A ground water level sign emphasizes the urgency of a drought-related water supply emergency in the community of Lake of the Woods in Los Padres National Forest on May 7, 2015 near Frazier Park, California.
Photograph by David McNew — Getty Images
By Jonathan Chew
January 25, 2016

The odds are ‘vanishingly small’ that the recent trend of record warm years are not due to the effects of climate change caused by human activity, according to a group of scientists.

Researchers have said it’s with ‘extremely high likelihood’ that the current run of record-high temperatures — with 13 of the 15 warmest years having occurred since 2000 — have happened because of greenhouse-gas emissions from burning coal and oil, the Potsdam Institute for Climate Impact Research said in a statement released Monday.

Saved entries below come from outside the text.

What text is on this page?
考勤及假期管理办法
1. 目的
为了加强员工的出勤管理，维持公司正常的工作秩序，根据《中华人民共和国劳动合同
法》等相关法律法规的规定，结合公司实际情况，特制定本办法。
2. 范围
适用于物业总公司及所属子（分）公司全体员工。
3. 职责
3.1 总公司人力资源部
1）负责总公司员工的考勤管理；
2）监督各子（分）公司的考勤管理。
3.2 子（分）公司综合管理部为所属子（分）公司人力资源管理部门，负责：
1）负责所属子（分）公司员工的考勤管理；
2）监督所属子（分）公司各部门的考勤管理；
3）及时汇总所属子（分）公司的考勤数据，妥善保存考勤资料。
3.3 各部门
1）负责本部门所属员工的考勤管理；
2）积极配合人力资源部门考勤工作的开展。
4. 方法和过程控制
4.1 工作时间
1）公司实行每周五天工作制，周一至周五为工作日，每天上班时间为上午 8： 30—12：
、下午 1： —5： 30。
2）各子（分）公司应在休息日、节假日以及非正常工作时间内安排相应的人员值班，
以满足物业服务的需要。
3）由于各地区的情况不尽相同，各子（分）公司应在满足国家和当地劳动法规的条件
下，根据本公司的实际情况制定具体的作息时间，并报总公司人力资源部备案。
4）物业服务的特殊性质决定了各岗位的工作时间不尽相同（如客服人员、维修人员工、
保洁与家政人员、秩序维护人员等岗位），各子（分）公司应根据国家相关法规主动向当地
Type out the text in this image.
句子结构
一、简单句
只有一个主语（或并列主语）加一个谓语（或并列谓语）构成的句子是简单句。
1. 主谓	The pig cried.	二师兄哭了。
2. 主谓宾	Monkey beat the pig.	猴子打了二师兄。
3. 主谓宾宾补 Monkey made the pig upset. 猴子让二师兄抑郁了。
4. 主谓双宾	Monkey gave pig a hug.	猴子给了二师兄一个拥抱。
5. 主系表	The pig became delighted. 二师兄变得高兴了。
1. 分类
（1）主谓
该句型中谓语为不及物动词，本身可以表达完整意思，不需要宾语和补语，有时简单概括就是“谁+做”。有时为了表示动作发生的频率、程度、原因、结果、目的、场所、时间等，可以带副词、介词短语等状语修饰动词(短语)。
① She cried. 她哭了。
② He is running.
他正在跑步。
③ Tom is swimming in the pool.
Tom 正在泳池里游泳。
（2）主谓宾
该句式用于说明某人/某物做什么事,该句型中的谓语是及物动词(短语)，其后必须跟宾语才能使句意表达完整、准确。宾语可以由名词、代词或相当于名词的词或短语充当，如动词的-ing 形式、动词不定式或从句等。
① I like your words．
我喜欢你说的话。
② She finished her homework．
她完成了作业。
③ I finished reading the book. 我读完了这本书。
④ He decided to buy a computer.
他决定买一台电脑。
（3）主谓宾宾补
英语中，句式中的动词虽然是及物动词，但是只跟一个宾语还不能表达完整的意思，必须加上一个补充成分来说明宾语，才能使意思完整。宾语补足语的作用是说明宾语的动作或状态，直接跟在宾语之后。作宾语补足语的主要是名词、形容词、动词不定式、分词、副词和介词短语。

In a paper released in the journal Nature, scientists tried to determine whether the recent warm years could be a result of mere chance. They estimated that the possibility of that occurring fell somewhere between a 1 in 5,000 and 1 in 170,000 chance, leading them to conclude that it was “extremely unlikely” that the warm years were a coincidence.

“These same record temperatures were, by contrast, quite likely to have occurred in the presence of anthropogenic climate forcing,” researchers wrote in their paper.

“Natural climate variations just can’t explain the observed recent global heat records, but man-made global warming can,” co-author Stefan Rahmstorf of the Potsdam Institute for Climate Impact Research said in a statement.

This follows recent reports that 2015 was the hottest year ever recorded and the highest since 1880. Last December, scientists said the Arctic was experiencing its highest air temperatures since 1900, and was warming twice as fast as anywhere else in the world.

It puts more pressure on countries to curtail fossil fuel emissions. During the recent COP21 climate change summit in Paris, nearly 200 countries reached an agreement to limit global temperatures from rising above pre-industrial levels at below 2°C, a key threshold before scientists warn irreversible repercussions will befall the planet.